Classic 50/50 Split AB Testing
Let’s say you have a Control and one Variant. In a typical A/B test, your traffic will be split evenly until you turn off the test. If the Control is performing with an 80% conversion rate, but the Variant only has a 20% conversion rate, 50% of your traffic will still be sent to the variant that is performing poorly.
Multi-Armed Bandit Test
In a multi-armed bandit experiment, your goal is to find the most optimal choice or outcome while also minimizing your risk of failure. This is accomplished by presenting a favorable outcome more frequently as a test progresses.
To put this into context, imagine a casino where you're facing a row of slot machines. Your aim is to discover the machine that has the highest chance of winning big while wasting the least amount of money (and time) in the process.

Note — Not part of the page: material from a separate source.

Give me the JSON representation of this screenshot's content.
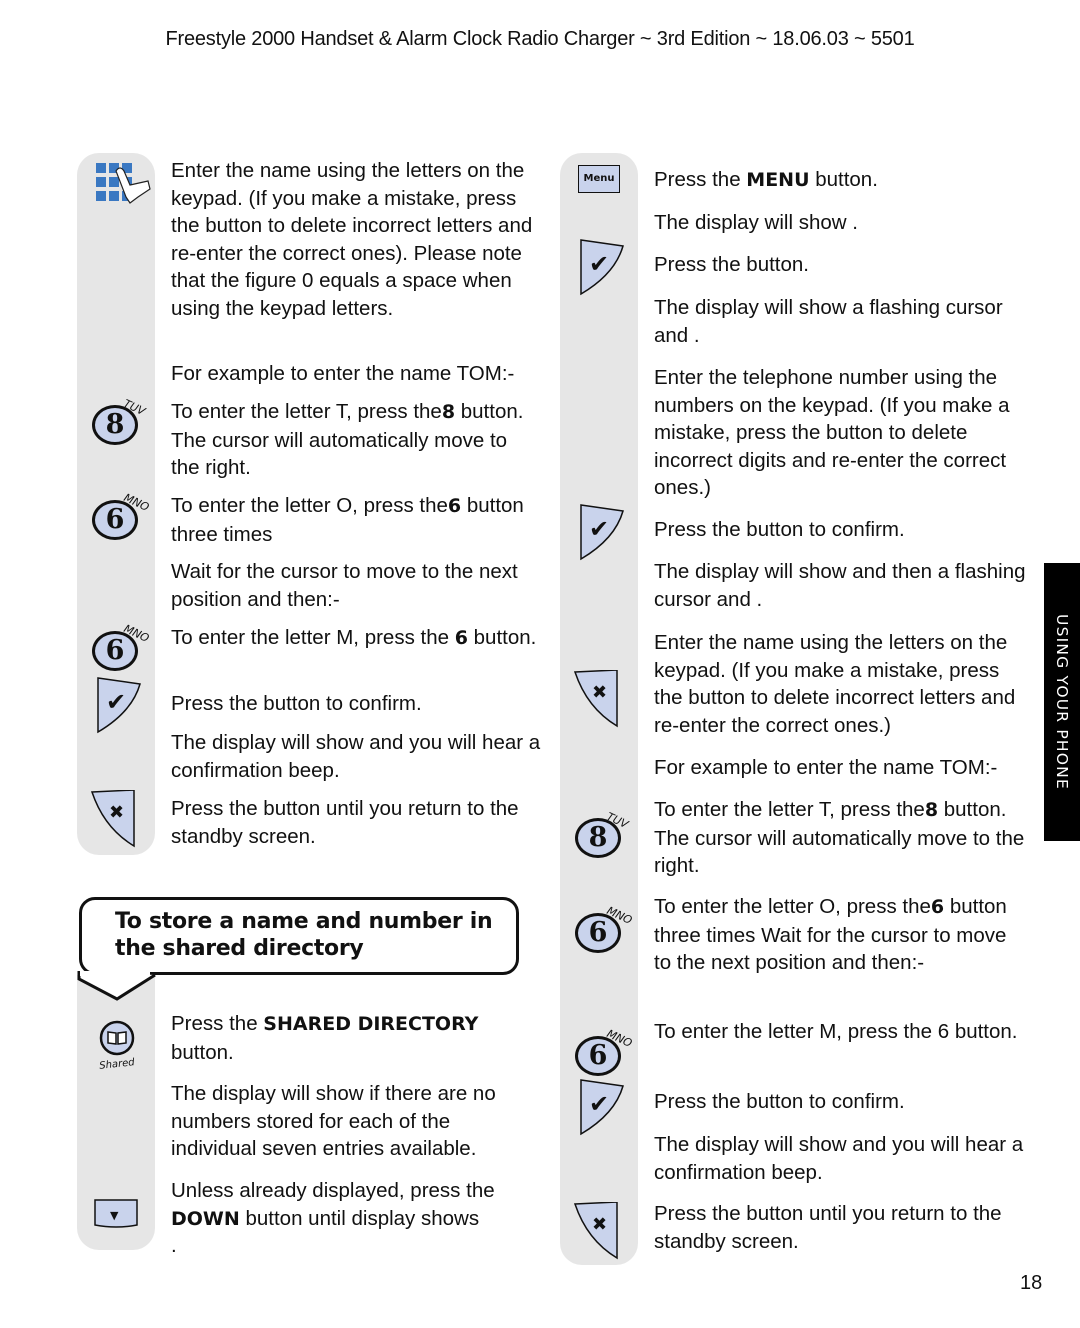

Your challenge then is to be able to exploit winning slots while also trying out new machines in the hopes that they'll actually deliver an even higher payout. This is why the Crazy Egg A/B testing algorithm constantly adjusts visitor traffic to minimize losses with losing "machines" so you can quickly see positive improvements in your page performance.
With a multi-armed bandit approach, the conversion rates of your variants are constantly monitored. This is done because an algorithm is used to determine how to split the traffic to maximize your return on investment. The result is that if the Control is performing better, more traffic will be sent to the Control.

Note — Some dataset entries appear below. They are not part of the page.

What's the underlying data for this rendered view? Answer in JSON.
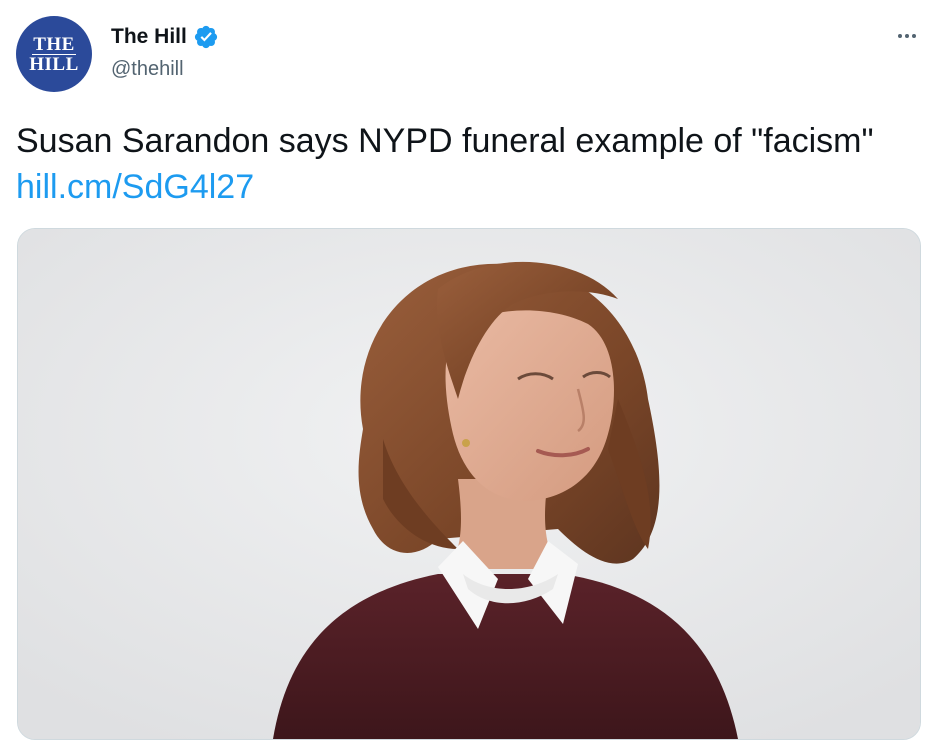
{
  "account": {
    "display_name": "The Hill",
    "handle": "@thehill",
    "verified": true,
    "avatar_logo": [
      "THE",
      "HILL"
    ],
    "avatar_color": "#2b4a9a",
    "verified_color": "#1d9bf0"
  },
  "menu": {
    "more_icon": "more-horizontal-icon"
  },
  "tweet": {
    "text": "Susan Sarandon says NYPD funeral example of \"facism\"",
    "link_text": "hill.cm/SdG4l27",
    "link_color": "#1d9bf0"
  },
  "media": {
    "type": "photo"
  }
}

Each variant you create for an A/B test will display weight, creation date, number of views, and number of conversions. We look at the number of views, conversions, and creation date to decide the weight (what percentage of visitors) see the variant. These weights are adjusted daily based on the previous cumulative results.
Still, have doubts about the success of Multi-Armed Bandit A/B Testing Methodology?
Ask E-Commerce business Wall Monkey! They increased their conversion rate by 550% after analyzing their Snapshot Reports and testing their theories with our AB Tester. The results don't lie.
The truth of the matter, all AB Test methodologies have sound mathematical backing. It's a matter of preference. And our customers have said, they want a method that is sound and will provide them with an idea of what is working and what is not quickly. Multi-Armed Bandit AB Testing does this.
And, here is how we do this...
Crazy Egg A/B Test Results Dashboard
Let me orient you to your A/B Test Results Dashboard. The first thing to note is that while combined all in one table, the Total Traffic column is not meant to be compared to the other data columns. The purpose of this column is to show you the future division of visitor traffic for each Variant. This is not the volume of traffic that any of the page versions have received so far.
When you add new variants, the total traffic percentage will change. To explore and exploit the new variant, the system will give more traffic to the new variant to test it equally or fairly against the other variants that have already been running.
Depending on the actions of your visitors, here are the possibilities that will come up:
- If one version starts to show it is doing better, the percentage of traffic will swing (change) as the weight is updated favorably.
- If after a period of time visitors stop interacting or converting on the page, the traffic percentage will swing again, this time unfavorably.
- If you leave your test running long enough a clear winner will show. The length of time will vary depending on traffic volume to your page.
What Happens When a Variant is Retired?
If you choose to retire a variant that is performing badly, the system will re-calculate the weights on the control and other variants running. This will change the total traffic percentage, placing a higher percentage towards those performing poorly thus far so as to determine how the pages do in comparison to only each other.